Coronakrise

Ueli Maurer erwartet Defizit von 50 Milliarden Franken – «Da ist mir nicht mehr wohl in meiner Haut»

Ueli Maurer zweifelt daran, ob die Schliessung bestimmter Wirtschaftsbranchen richtig war.

Ueli Maurer zweifelt daran, ob die Schliessung bestimmter Wirtschaftsbranchen richtig war.

Bundesrat Ueli Maurer skizziert in einem Interview, wie die Schweiz die wirtschaftlichen Folgen der Pandemie bewältigen soll. Für 2022 rechnet der Finanzminister mit einem grossen Sparprogramm.

(wap) Ihm sei als Finanzminister nicht mehr wohl in seiner Haut, sagte Bundesrat Ueli Maurer in einem am Mittwoch veröffentlichten Interview mit der «Neuen Zürcher Zeitung». Grund dafür sind die Dimensionen der Kosten, die sich im Gefolge der Notprogramme des Bundesrates auftürmen. Maurer rechnet für dieses Jahr mit einem Defizit von bis zu 50 Milliarden Franken, darin noch nicht eingerechnet seien die Bürgschaften von 40 Milliarden Franken für Unternehmer. Dazu komme, dass dieses Geld nur ausreiche, wenn die Krise nicht mehr lange dauere.

Maurer spricht sich in dem Interview dafür aus, den Betrieb in der Gastronomie so schnell wie möglich wieder aufzunehmen und zwar ohne, dass der Bund Vorschriften macht. Es liege im Eigeninteresse der Unternehmer, die Hygienmassnahmen umzusetzen. Maurer gab an, die Strategie des Bundesrates mitzutragen, er habe jedoch frühzeitig auf die Schäden hingewiesen, die mit dem Lockdown verbunden seien.

Keine Lockerung der Schuldenbremse

Weiteren Wirtschaftshilfen steht der Finanzminister kritisch gegenüber. Wenn etwa die gesamte Gastro-Branche von der Rückzahlung der Kredite befreit werde, bestehe das Risiko von Ungerechtigkeiten und Strukturerhaltung. Auch eine Lockerung der Schuldenbremse lehnt Maurer ab.

Allerdings schlägt er vor, das Jahr 2020 gesondert zu behandeln. Die enorme Neuverschuldung müsste dann über einen längeren Zeitraum von 25 Jahren abgebaut werden. Dafür könnten nach Ansicht von Maurer die Ausschüttungen der Nationalbank verwendet werden. Auch Geld aus der Vergabe von Mobilfunklizenzen könne so zweckgebunden verwendet werden.

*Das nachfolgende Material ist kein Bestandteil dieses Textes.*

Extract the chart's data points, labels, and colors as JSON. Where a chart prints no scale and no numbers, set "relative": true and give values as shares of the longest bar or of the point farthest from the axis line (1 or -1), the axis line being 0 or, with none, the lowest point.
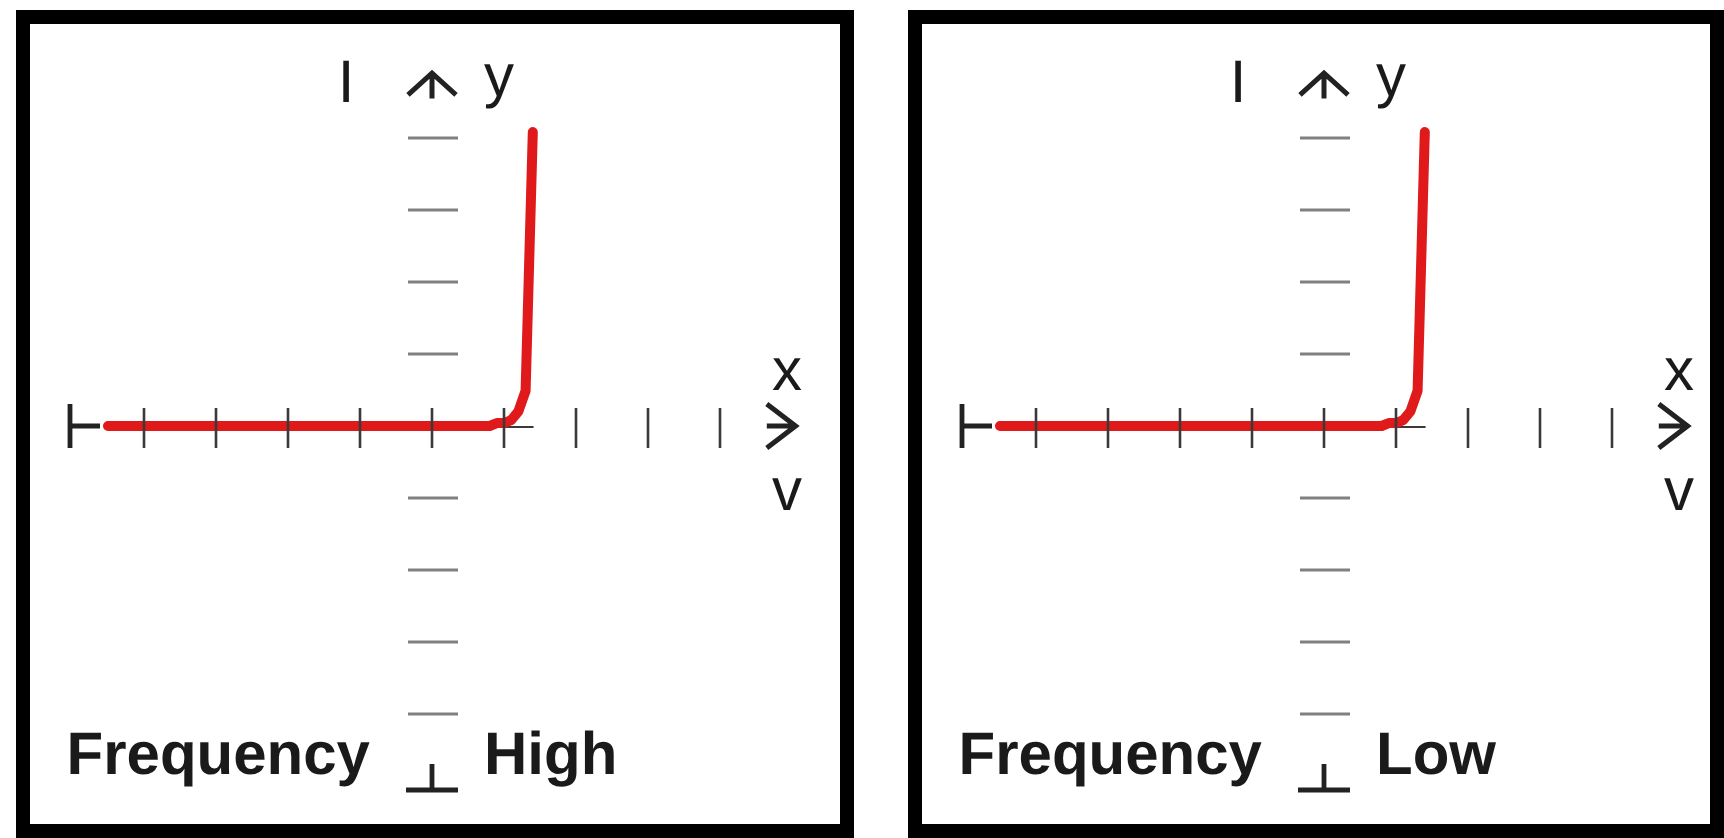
{
  "chart_data": [
    {
      "type": "line",
      "title": "Frequency",
      "subtitle": "High",
      "xlabel": "v",
      "ylabel": "I",
      "annotations": [
        "y",
        "x"
      ],
      "relative": true,
      "categories": [
        null,
        null,
        null,
        null,
        null,
        null,
        null,
        null,
        null,
        null,
        null,
        null,
        null,
        null,
        null,
        null,
        null,
        null,
        null,
        null,
        null,
        null,
        null,
        null,
        null,
        null,
        null,
        null,
        null,
        null,
        null,
        null,
        null,
        null,
        null,
        null,
        null,
        null,
        null,
        null,
        null,
        null,
        null,
        null,
        null,
        null,
        null,
        null,
        null,
        null,
        null,
        null,
        null,
        null,
        null,
        null,
        null,
        null,
        null,
        null
      ],
      "series": [
        {
          "color": "#e0191b",
          "values": [
            0,
            0,
            0,
            0,
            0,
            0,
            0,
            0,
            0,
            0,
            0,
            0,
            0,
            0,
            0,
            0,
            0,
            0,
            0,
            0,
            0,
            0,
            0,
            0,
            0,
            0,
            0,
            0,
            0,
            0,
            0,
            0,
            0,
            0,
            0,
            0,
            0,
            0,
            0,
            0,
            0,
            0,
            0,
            0,
            0,
            0,
            0,
            0,
            0,
            0,
            0,
            0,
            0,
            0,
            0.01,
            0.01,
            0.02,
            0.05,
            0.12,
            1
          ]
        }
      ]
    },
    {
      "type": "line",
      "title": "Frequency",
      "subtitle": "Low",
      "xlabel": "v",
      "ylabel": "I",
      "annotations": [
        "y",
        "x"
      ],
      "relative": true,
      "categories": [
        null,
        null,
        null,
        null,
        null,
        null,
        null,
        null,
        null,
        null,
        null,
        null,
        null,
        null,
        null,
        null,
        null,
        null,
        null,
        null,
        null,
        null,
        null,
        null,
        null,
        null,
        null,
        null,
        null,
        null,
        null,
        null,
        null,
        null,
        null,
        null,
        null,
        null,
        null,
        null,
        null,
        null,
        null,
        null,
        null,
        null,
        null,
        null,
        null,
        null,
        null,
        null,
        null,
        null,
        null,
        null,
        null,
        null,
        null,
        null
      ],
      "series": [
        {
          "color": "#e0191b",
          "values": [
            0,
            0,
            0,
            0,
            0,
            0,
            0,
            0,
            0,
            0,
            0,
            0,
            0,
            0,
            0,
            0,
            0,
            0,
            0,
            0,
            0,
            0,
            0,
            0,
            0,
            0,
            0,
            0,
            0,
            0,
            0,
            0,
            0,
            0,
            0,
            0,
            0,
            0,
            0,
            0,
            0,
            0,
            0,
            0,
            0,
            0,
            0,
            0,
            0,
            0,
            0,
            0,
            0,
            0,
            0.01,
            0.01,
            0.02,
            0.05,
            0.12,
            1
          ]
        }
      ]
    }
  ]
}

Stellenabbau in der Bundesverwaltung

Spätestens 2022 könnte dann ein grosses Sparpaket zum Thema werden. Die Bundesverwaltung habe «Speck angesetzt», weil sie «noch nie richtigen Spardruck erlebt hat», sagte Maurer weiter. Allein in der Zollverwaltung in seinem Departement könnten 300 Stellen gestrichen werden. Auch die Digitalisierung werde einen weiteren Stellenabbau erlauben.

Eine Krisensteuer etwa in Form einer Vermögensabgabe lehnt Maurer ab. Die Lohnnebenkosten und Steuern würden wegen der Sicherung der Altersvorsorge ohnehin steigen müssen. Ebenso wie zusätzliche Steuern lehnt Maurer auch Steuersenkungen ab. Die Schweiz stehe steuerlich im internationalen Vergleich bereits gut da.

Weniger Vorschriften statt Konjunkturprogramme

Eine Möglichkeit sieht Maurer in der Abschaffung der Emissionsabgabe. So könnte die Konzernfinanzierung in die Schweiz zurückgeholt werden, hofft er. Verzichten möchte Maurer auf die Überbrückungsleistungen für ältere Arbeitslose. Diese seien ohnehin gefährlich, da sie Arbeitgeber dazu verleiten könnten, ältere Mitarbeiter zu entlassen.

Weiter spricht sich Maurer gegen Konjunkturprogramme aus. Wichtiger sei eine Entlastung der Wirtschaft durch Abbau von Vorschriften und Beschleunigung von Verwaltungsverfahren. Hier gebe es noch beträchtlichen Spielraum, so Maurer.